Google News Sued by Agence France Presse
Google News, Google’s news aggregation service which recently added new personalization features, has been sued by Agence France Presse. Agence France Presse alleges that Google includes AFP’s photos, stories and news headlines on Google News without permission from Agence France Presse. AFP is seeking damages of around $17.5 million and an order barring Google News from displaying its copyrighted material.
The law suit was filed this week on Thursday in the U.S. District Court for the District of Columbia. The basis around the law suit is that Agence France Presse sells subscriptions to its new content. Google News however crawls photos and news stories from AFP, posts the stories on Google News, and then Google News readers clcik over to the AFP site.
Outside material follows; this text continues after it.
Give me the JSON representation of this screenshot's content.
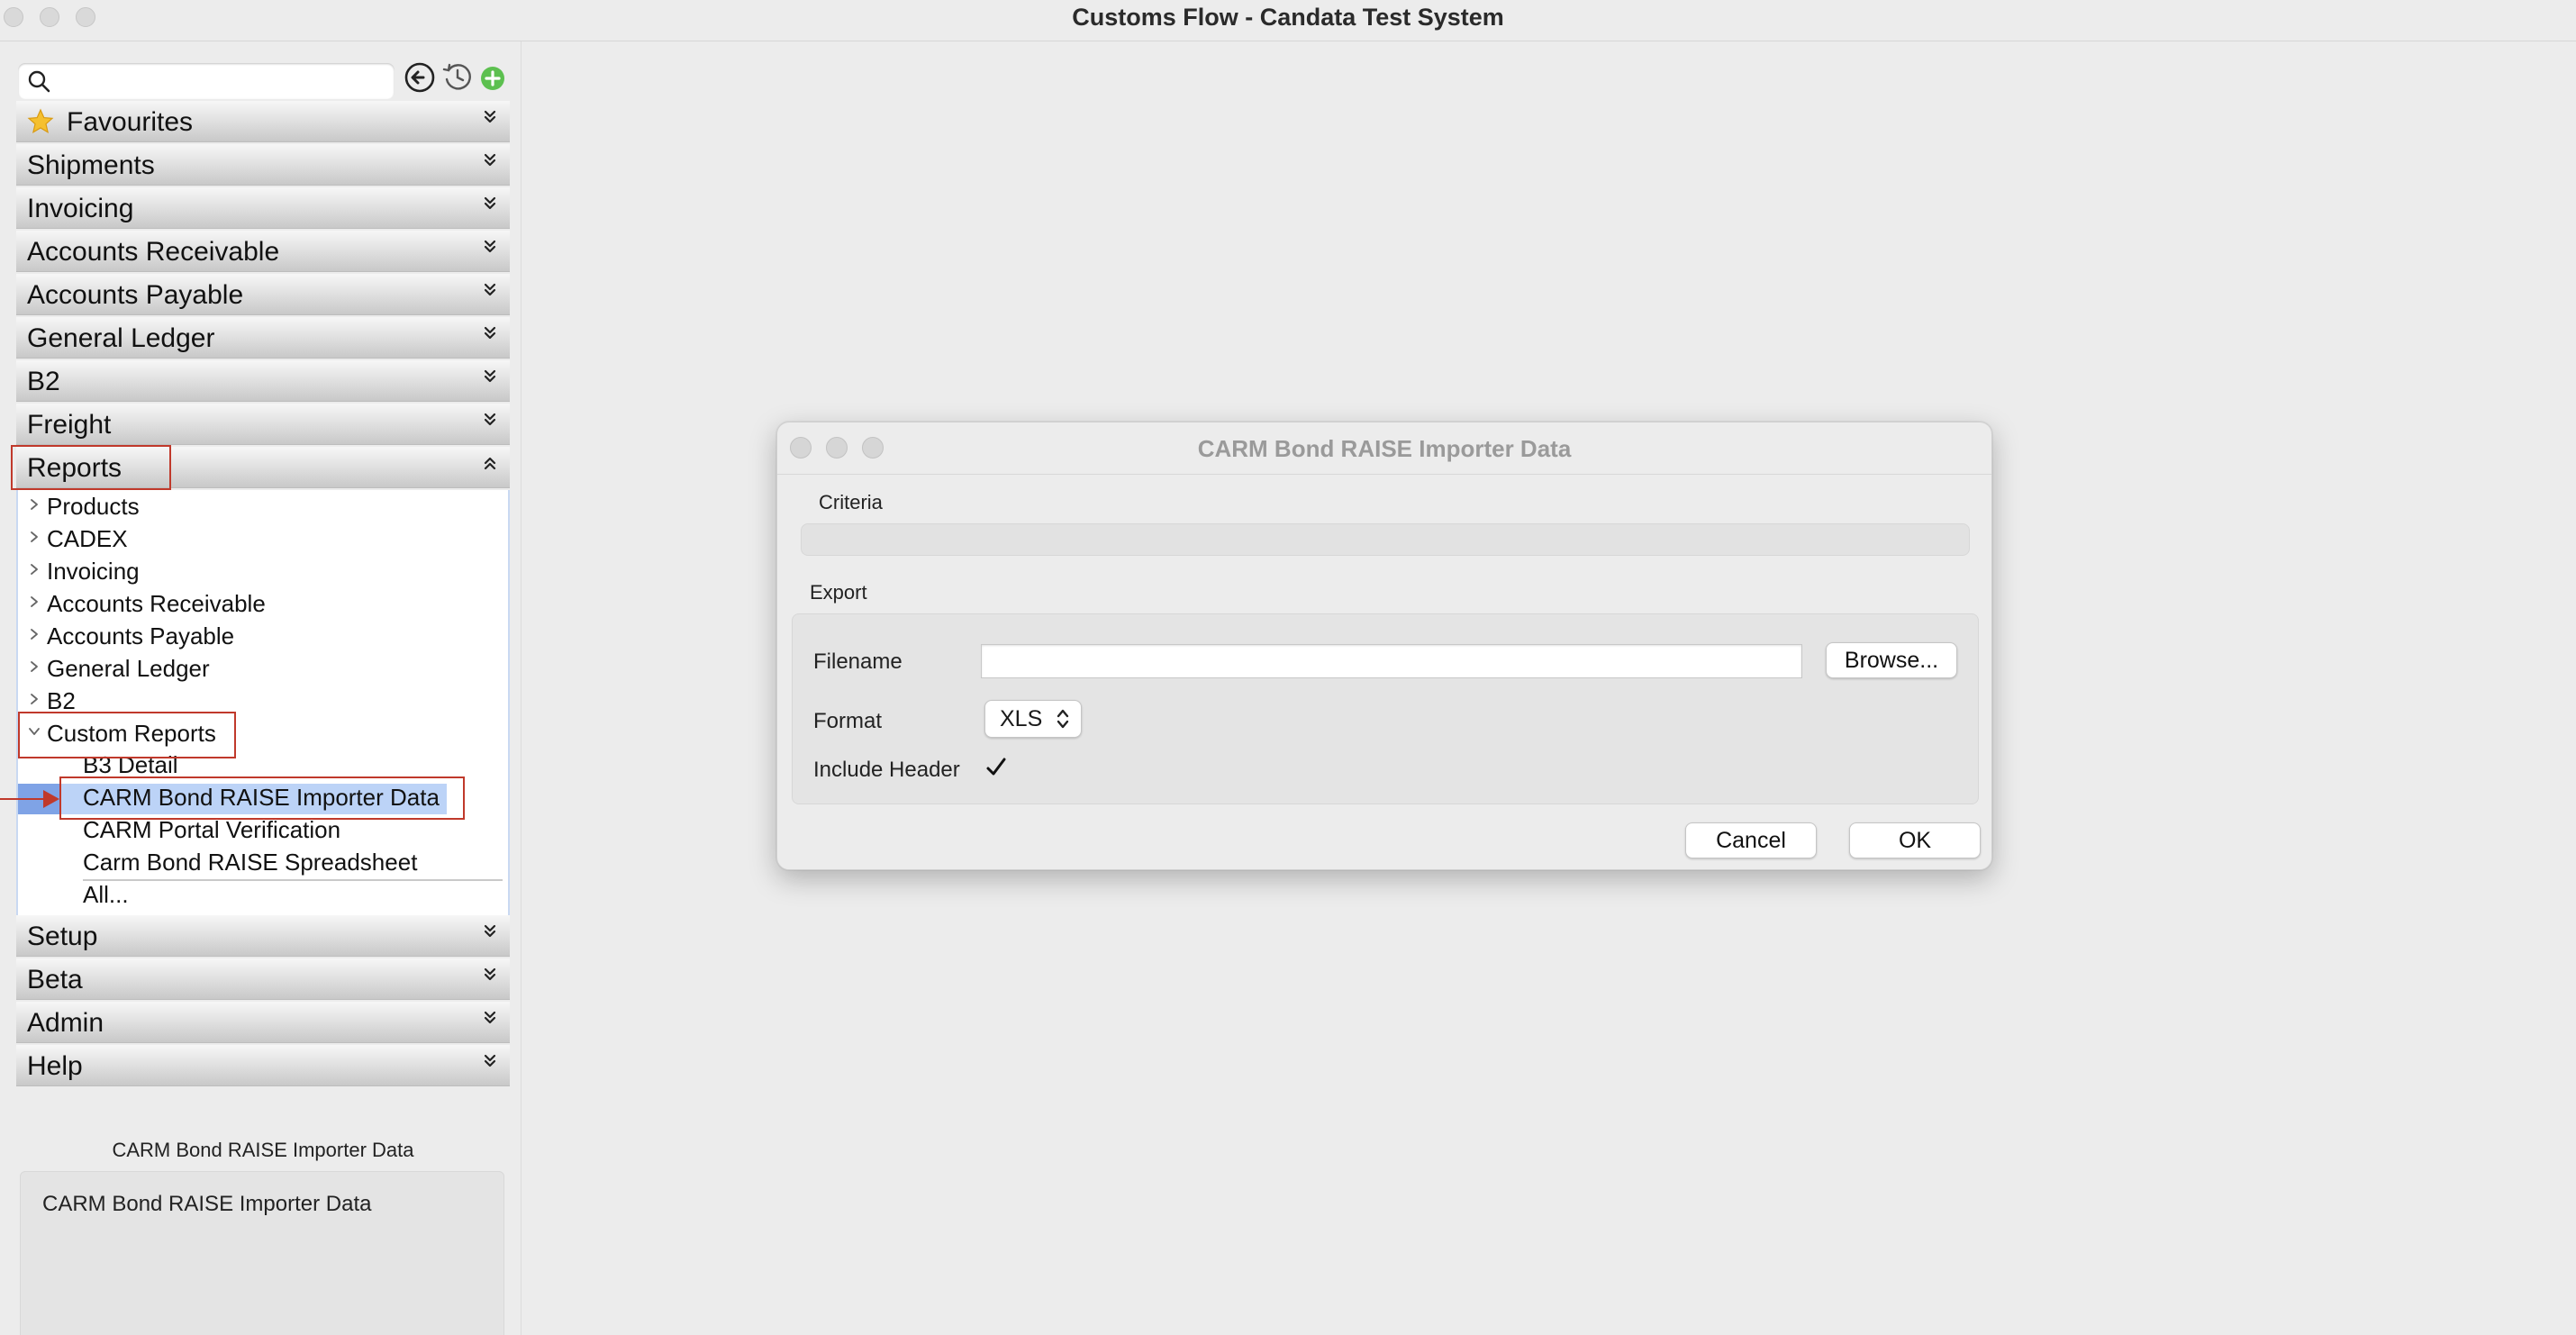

Although this may sound good for traffic to AFP and the possibility of selling new subscriptions, one problem seems to be that Google News indexes the entire news story from a site, unlike RSS syndication which only indexes an excerpt.
“Without AFP’s authorization, defendant is continuously and willfully reproducing and publicly displaying AFP’s photographs, headlines and story leads on its Google News web pages,” Rueters reported that Agence France Presse charged in its lawsuit.
Agence France Presse has apparently informed Google that Google News is not authorized to use AFP’s copyrighted material as it does and had requested Google to cease and desist from infringing its copyrighted work.